Беру с большого блюда несколько креветок в темпуре, макаю в соус и увлечённо ем. Аппетит возвращается как-то вдруг, и я готова пусть не съесть, но попробовать всё.
– Ты не веришь мужчинам, – заявляет задумчиво и кидает в рот кусочек хлеба. – Хотя говоришь, что на свидания не ходила и тебя никто не трогал… загадочная ты женщина, Тина Раевская. Тебя интересно препарировать.
– Архипова, – поправляю машинально. – И что значит "препарировать"? Я что, лягушка.
– Прости, но нет. Раевская. И нет, не лягушка, просто мне нравится это слово. Очень ёмкое и без слюнявой фальши.
Кирилл усмехается краешком губ. Прикрывает глаза, смотрит на меня из-под ресниц, следит. Он всегда следит, всегда в напряжении, и я даже представить не могу, что творится в его голове.
– Почему ты не хочешь принять, что я не буду с тобой спать? – спрашиваю, и голос подводит.

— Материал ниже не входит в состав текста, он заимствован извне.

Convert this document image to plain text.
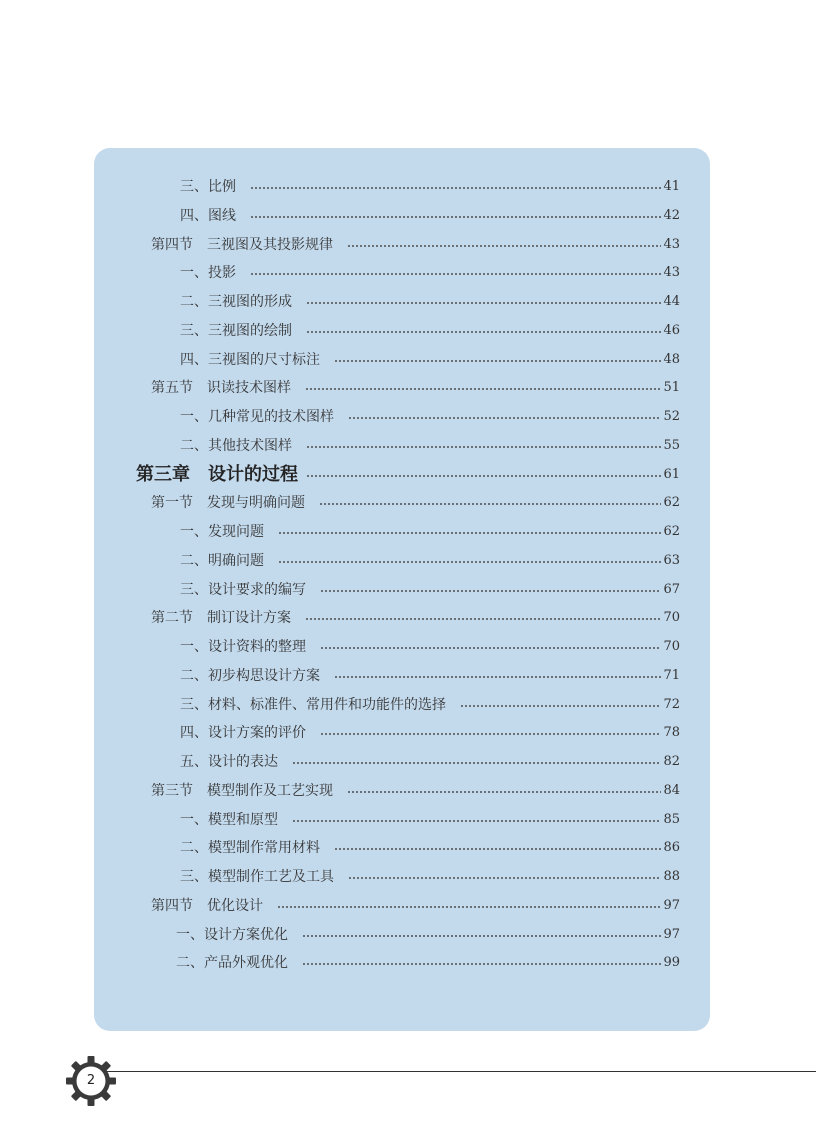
三、比例	41
四、图线	42
第四节　三视图及其投影规律	43
一、投影	43
二、三视图的形成	44
三、三视图的绘制	46
四、三视图的尺寸标注	48
第五节　识读技术图样	51
一、几种常见的技术图样	52
二、其他技术图样	55
第三章　设计的过程	61
第一节　发现与明确问题	62
一、发现问题	62
二、明确问题	63
三、设计要求的编写	67
第二节　制订设计方案	70
一、设计资料的整理	70
二、初步构思设计方案	71
三、材料、标准件、常用件和功能件的选择	72
四、设计方案的评价	78
五、设计的表达	82
第三节　模型制作及工艺实现	84
一、模型和原型	85
二、模型制作常用材料	86
三、模型制作工艺及工具	88
第四节　优化设计	97
一、设计方案优化	97
二、产品外观优化	99
2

Кирилл снова подаётся вперёд, берёт со стола бутылку виски и плещет на дно своего бокала. Похоже, отвечать на мой вопрос он не собирается. Но собирается на другой:
– Ты как-то спросила, почему я на тебе женился. Мол, из-за власти, а может быть, денег? Нет, Тина. Никакая власть и горы денег не стоят всего этого геморроя, на который я подписался, женившись на тебе. Ты думаешь, погоня – это самое плохое, что нас ждёт? Нет. Это только начало, продолжение будет жёстче.
Нервно сглатываю, отворачиваюсь, вглядываюсь в чернеющую в иллюминаторе ночь, а пальцы так крепко держат вилку, что вот-вот погну металл.
– Устраивайся удобнее, Тина. Лететь нам долго, успею рассказать эту увлекательную историю во всех подробностях.
Глава 11
Небо рубит на части кривой зигзаг молнии, ослепляет. Следом приходит глухота – раскат грома взрывает что-то в голове, уши закладывает. Промаргиваюсь, вглядываюсь в мутную из-за ливня реальность, а ноги разъезжаются на влажной земле, ботинки тонут в грязи, но я упорно иду вперёд. Падаю на колени, пачкаю и без того заляпанную грязью одежду, но всё-таки кое-как поднимаюсь, чтобы через несколько шагов снова упасть.
На каком упорстве я двигаюсь? Где силы для этого нахожу, когда так сильно ноют сломанные рёбра, дышать мешают?
Снова упав на колени, пытаюсь заорать, вытолкать из себя всё дерьмо, что случилось сегодня, но получается лишь хватать ртом воздух, загибаясь от боли. Запрокидываю голову и пью дождевую воду. Она сладковатая, холодная, пахнет грядущей весной.
«Нас предали, предали», – громыхает в голове, и громкие мысли гром заглушают.